Unlike other economic issues which experts can predict with some measure of accuracy, this type of health crisis is so unpredictable there is no telling how much damage could be done:


“The outbreak has the potential to cause severe economic and market dislocation. But the scale of the impact will ultimately be determined by how the virus spreads and evolves, which is almost impossible to predict, as well as how governments respond,” said Neil Shearing, group chief economist at Capital Economics.

Yet, the problem isn’t China’s alone. The UK deemed the coronavirus as an imminent threat to its nation, and there are rumors that one British man may have spread the virus to France when on holiday last month. At the moment, no country is safe from the coronavirus threat, making it the most-watched global headline for 2020.

It’s a great time to be Elon Musk. Musk’s electric car company Tesla saw its stock jump 20% in a single day, at one point closing in on $900 per share before settling back down at about $750. This made Tesla the second most valuable carmaker in the world next to Toyota, even though its revenue is significantly lower than most of its competitors.

The company did report solid fourth-quarter earnings, beating both revenue and earnings-per-share estimates and claiming it would sell more than 500,000 vehicles this calendar year. Still, analysts are stunned that Tesla’s valuation has risen so high this quickly. Many are even calling for a complete reversal when the Tesla bubble finally pops:


“Deep in [debt], selling less than 400,000 vehicles last year, and challenged by several competing electric car models in 2020, Tesla’s stock valuation stunningly exceeds VW which sold over 10 million vehicles last year,” [Ralph] Nader wrote in a separate tweet. “Watch out Tesla believers.”

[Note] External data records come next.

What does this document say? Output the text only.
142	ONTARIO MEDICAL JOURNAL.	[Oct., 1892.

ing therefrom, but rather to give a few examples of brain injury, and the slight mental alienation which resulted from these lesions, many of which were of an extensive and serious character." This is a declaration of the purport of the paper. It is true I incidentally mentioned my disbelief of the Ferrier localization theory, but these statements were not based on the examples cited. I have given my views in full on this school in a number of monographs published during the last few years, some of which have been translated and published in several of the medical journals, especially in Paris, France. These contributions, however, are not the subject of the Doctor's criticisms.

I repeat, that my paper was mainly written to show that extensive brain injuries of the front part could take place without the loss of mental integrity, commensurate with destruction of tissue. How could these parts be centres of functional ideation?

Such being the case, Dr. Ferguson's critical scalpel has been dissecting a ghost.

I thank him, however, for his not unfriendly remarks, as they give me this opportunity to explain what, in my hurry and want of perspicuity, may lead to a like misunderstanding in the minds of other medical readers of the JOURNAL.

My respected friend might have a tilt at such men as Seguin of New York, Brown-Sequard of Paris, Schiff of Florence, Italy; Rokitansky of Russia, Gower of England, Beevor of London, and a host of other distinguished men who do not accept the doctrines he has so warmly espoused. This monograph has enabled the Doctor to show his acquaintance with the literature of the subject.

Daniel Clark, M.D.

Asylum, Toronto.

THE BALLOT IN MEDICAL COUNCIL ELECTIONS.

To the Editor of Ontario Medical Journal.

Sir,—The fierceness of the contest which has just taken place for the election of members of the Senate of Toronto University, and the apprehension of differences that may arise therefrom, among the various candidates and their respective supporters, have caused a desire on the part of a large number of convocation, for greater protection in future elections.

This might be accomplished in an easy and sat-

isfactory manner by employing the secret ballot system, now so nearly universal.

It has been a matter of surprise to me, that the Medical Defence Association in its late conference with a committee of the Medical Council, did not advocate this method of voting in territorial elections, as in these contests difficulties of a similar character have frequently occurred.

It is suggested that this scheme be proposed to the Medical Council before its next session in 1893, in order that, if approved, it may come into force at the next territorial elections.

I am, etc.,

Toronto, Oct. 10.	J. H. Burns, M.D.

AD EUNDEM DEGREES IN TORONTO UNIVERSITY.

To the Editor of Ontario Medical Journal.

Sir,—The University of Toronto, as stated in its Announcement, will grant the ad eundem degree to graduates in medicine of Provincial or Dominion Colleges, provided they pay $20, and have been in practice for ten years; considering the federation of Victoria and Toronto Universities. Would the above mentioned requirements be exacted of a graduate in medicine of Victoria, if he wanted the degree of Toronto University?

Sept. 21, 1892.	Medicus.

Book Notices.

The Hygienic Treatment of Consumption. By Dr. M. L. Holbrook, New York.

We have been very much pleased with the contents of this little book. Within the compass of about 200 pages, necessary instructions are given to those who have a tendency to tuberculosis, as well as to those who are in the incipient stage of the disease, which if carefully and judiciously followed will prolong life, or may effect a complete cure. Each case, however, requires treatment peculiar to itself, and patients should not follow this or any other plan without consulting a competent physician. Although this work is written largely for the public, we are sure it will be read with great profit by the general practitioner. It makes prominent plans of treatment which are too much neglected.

Wall Street’s valuation guru, Aswath Damodaran, called Tesla a company “with no middle ground” in a blog post. The NYU Stern professor said the optimists believe “there’s no limit to its potential,” while the pessimists are “convinced that it is a time bomb, destined to implode.”

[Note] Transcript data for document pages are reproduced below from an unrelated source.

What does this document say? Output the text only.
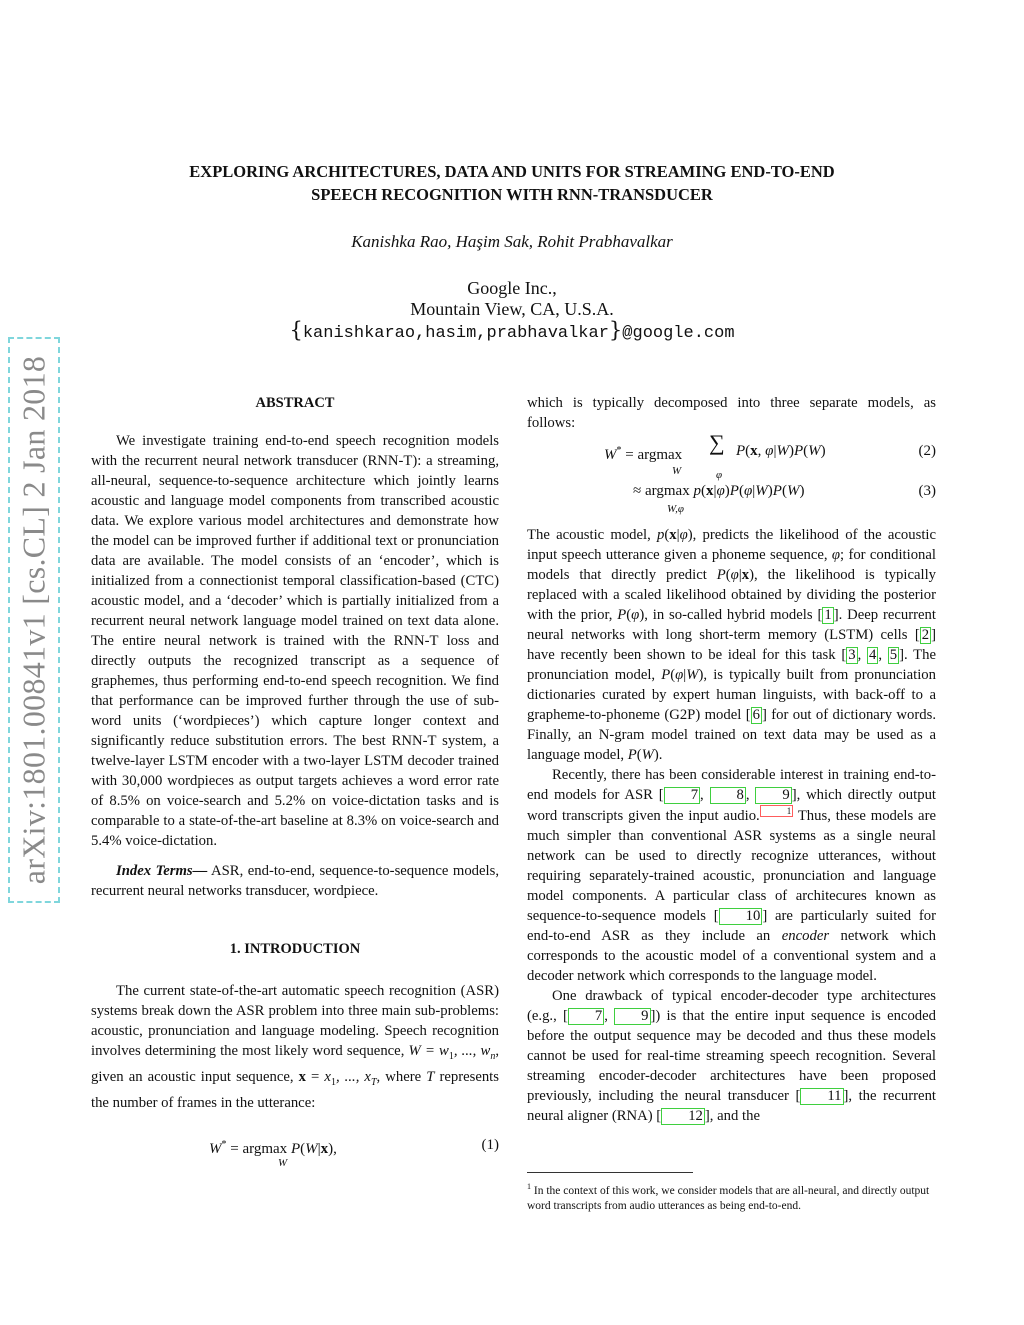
EXPLORING ARCHITECTURES, DATA AND UNITS FOR STREAMING END-TO-END
SPEECH RECOGNITION WITH RNN-TRANSDUCER
Kanishka Rao, Haşim Sak, Rohit Prabhavalkar
Google Inc.,
Mountain View, CA, U.S.A.
{kanishkarao,hasim,prabhavalkar}@google.com
arXiv:1801.00841v1 [cs.CL] 2 Jan 2018	ABSTRACT

We investigate training end-to-end speech recognition models with the recurrent neural network transducer (RNN-T): a streaming, all-neural, sequence-to-sequence architecture which jointly learns acoustic and language model components from transcribed acoustic data. We explore various model architectures and demonstrate how the model can be improved further if additional text or pronunciation data are available. The model consists of an ‘encoder’, which is initialized from a connectionist temporal classification-based (CTC) acoustic model, and a ‘decoder’ which is partially initialized from a recurrent neural network language model trained on text data alone. The entire neural network is trained with the RNN-T loss and directly outputs the recognized transcript as a sequence of graphemes, thus performing end-to-end speech recognition. We find that performance can be improved further through the use of sub-word units (‘wordpieces’) which capture longer context and significantly reduce substitution errors. The best RNN-T system, a twelve-layer LSTM encoder with a two-layer LSTM decoder trained with 30,000 wordpieces as output targets achieves a word error rate of 8.5% on voice-search and 5.2% on voice-dictation tasks and is comparable to a state-of-the-art baseline at 8.3% on voice-search and 5.4% voice-dictation.

Index Terms— ASR, end-to-end, sequence-to-sequence models, recurrent neural networks transducer, wordpiece.

1. INTRODUCTION

The current state-of-the-art automatic speech recognition (ASR) systems break down the ASR problem into three main sub-problems: acoustic, pronunciation and language modeling. Speech recognition involves determining the most likely word sequence, $W = w_1$, ..., $w_n$, given an acoustic input sequence, $x = x_1$, ..., $x_T$, where T represents the number of frames in the utterance:

W* = argmax P(W|x),
W
(1)

which is typically decomposed into three separate models, as follows:

W* = argmax ∑ P(x, φ|W)P(W)
W	φ
(2)
≈ argmax p(x|φ)P(φ|W)P(W)
W,φ
(3)

The acoustic model, p(x|φ), predicts the likelihood of the acoustic input speech utterance given a phoneme sequence, φ; for conditional models that directly predict P(φ|x), the likelihood is typically replaced with a scaled likelihood obtained by dividing the posterior with the prior, P(φ), in so-called hybrid models [ 1 ]. Deep recurrent neural networks with long short-term memory (LSTM) cells [ 2 ] have recently been shown to be ideal for this task [ 3 , 4 , 5 ]. The pronunciation model, P(φ|W), is typically built from pronunciation dictionaries curated by expert human linguists, with back-off to a grapheme-to-phoneme (G2P) model [ 6 ] for out of dictionary words. Finally, an N-gram model trained on text data may be used as a language model, P(W).

Recently, there has been considerable interest in training end-to-end models for ASR [ 7 , 8 , 9 ], which directly output word transcripts given the input audio.	1 Thus, these models are much simpler than conventional ASR systems as a single neural network can be used to directly recognize utterances, without requiring separately-trained acoustic, pronunciation and language model components. A particular class of architecures known as sequence-to-sequence models [ 10 ] are particularly suited for end-to-end ASR as they include an encoder network which corresponds to the acoustic model of a conventional system and a decoder network which corresponds to the language model.

One drawback of typical encoder-decoder type architectures (e.g., [ 7 , 9 ]) is that the entire input sequence is encoded before the output sequence may be decoded and thus these models cannot be used for real-time streaming speech recognition. Several streaming encoder-decoder architectures have been proposed previously, including the neural transducer [ 11 ], the recurrent neural aligner (RNA) [ 12 ], and the

$^1$ In the context of this work, we consider models that are all-neural, and directly output word transcripts from audio utterances as being end-to-end.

For now, Tesla shareholders couldn’t care less, as their investments have grown by over 400% in four years, and 110% this year alone.

It’s not just challenger banks that are using technology to boost their services. Bank of America obtained 418 patents in 2019, more than any other year in the company’s existence. The company has its hands in several fintech areas, including the development of a public cloud for banks with IBM and blockchain-based solutions, among others.

The company claims that many of these patents aren’t to protect themselves from competitors, but rather, to create industry standards around new technologies:

Bank of America

“Patents are not always about excluding others from using [the technology]; oftentimes, patents are a vehicle to help industries coalesce around certain standards,” said Keith Agisim, senior vice president and associate general counsel for global technology and operations and global intellectual property at Bank of America.

“Every new capability that we create for our clients is dependent on technology, whether it’s expanding new capabilities for [digital assistant] Erica, adding mobile functionality for corporate clients through CashPro, or improving how we deal with fraud.”

Bank of America has displayed its openness to fintech innovation in the past several years. It is co-owner of the p2p payments app Zelle with several other financial institutions, and has started to hire employees specifically for blockchain positions in the company.

In an attempt to keep its financial markets relevant, the UK proposed that the city of London continue to have access to European financial markets even once Brexit is completed. The UK contends that as long as it complies with European Union regulations, London should maintain its place in the European financial system.

However, this proposal was quickly shot down by EU decision-makers who made it clear they have no intention of giving the UK any leeway in the matter:


“Certain people in the U.K. should not kid themselves about this: there will not be general, ongoing open-ended equivalence in financial services,” EU chief Brexit negotiator Michel Barnier told the European Parliament in Strasbourg, France on Tuesday. “We will keep control of these tools, and we will retain the free hand to take our own decisions.”

This could be a huge blow for Britain, as the financial services industry accounted for 7% of its economic output in 2018 and is one of the country’s most successful industries.